| 要旨トップ | 目次 | | 日本生態学会第65回全国大会 (2018年3月、札幌) 講演要旨 ESJ65 Abstract |
一般講演(口頭発表) J02-01 (Oral presentation)
ニホンライチョウ(Lagopus muta japonica)は、南アルプスを含むいくつかの山域で絶滅が危惧されている。ニホンライチョウの系統調査から山域毎に系統が異なる可能性が示唆されている。また、それぞれの生息地毎に食物が必ずしも共通しないこともあって、異なる地域由来のニホンライチョウの人為的な交流は避けることとされている。ニホンライチョウは、草食性が強いため、消化や解毒に対して腸内細菌叢の果たす役割が大きいことが想定されるが、その地域差については検討されてこなかった。本研究では、北アルプス(御岳、乗鞍岳、焼岳、常念岳、大天井岳、立山)、南アルプス(北岳)の成ニホンライチョウの新鮮盲腸糞を採取し、NGSによる細菌16S rRNA遺伝子の網羅解析を行ったので報告する。試料は北アルプス20検体、北岳3検体で、縄張りの異なる個体由来の試料を採取した。ライチョウの性別は、一部不明な場合が含まれる。全体で、約8000のOTUが検出されたが、ある1個体に1リードしか検出されないものを除くと約7600OTUでこれを解析の対象とした。リード数の多い上位9OTUで、全リード数の70%以上を占め、99OTUで80%となった。上位9OTUの細菌は、Olsenella sp.、Shuttleworthia sp.、 Actinomyces sp.、 Bifidobacterium sp.、Megasphaera sp.、 Alkalibaculum sp.の2種、 Slackia sp.、Robinsoniella sp.に該当した。

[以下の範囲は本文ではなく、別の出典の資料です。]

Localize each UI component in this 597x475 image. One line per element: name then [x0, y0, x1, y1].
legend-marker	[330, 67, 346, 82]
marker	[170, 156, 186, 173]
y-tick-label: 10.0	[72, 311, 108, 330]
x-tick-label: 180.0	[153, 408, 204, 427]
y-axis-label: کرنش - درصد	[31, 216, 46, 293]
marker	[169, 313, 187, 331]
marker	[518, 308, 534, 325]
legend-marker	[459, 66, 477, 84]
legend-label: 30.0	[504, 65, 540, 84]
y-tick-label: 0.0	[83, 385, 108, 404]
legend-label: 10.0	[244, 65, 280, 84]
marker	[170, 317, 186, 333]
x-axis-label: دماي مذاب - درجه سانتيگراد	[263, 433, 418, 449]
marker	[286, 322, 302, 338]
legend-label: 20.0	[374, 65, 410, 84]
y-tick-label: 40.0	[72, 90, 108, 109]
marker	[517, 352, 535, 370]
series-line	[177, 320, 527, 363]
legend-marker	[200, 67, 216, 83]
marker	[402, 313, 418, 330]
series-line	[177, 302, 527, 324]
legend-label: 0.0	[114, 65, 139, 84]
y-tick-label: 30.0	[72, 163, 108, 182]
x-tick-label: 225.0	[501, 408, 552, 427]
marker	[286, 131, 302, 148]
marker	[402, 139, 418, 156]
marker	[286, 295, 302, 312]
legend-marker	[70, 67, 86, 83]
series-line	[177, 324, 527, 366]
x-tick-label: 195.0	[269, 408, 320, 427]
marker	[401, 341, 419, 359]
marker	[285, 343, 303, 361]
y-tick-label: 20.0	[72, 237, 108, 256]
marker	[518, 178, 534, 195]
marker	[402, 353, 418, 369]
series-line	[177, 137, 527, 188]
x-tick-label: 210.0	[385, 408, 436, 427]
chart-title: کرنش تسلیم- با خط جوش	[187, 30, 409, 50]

Olsenella sp.とBifidobacterium sp.は、広義の乳酸菌で、乳酸利用性のMegasphaera sp.との共生系が確立していることが示唆された。主成分分析やクラスター解析では、地域差に基づく明確な分離は認められず、ニホンライチョウの腸内菌叢構成の地域差があまりないことを示唆する結果となった。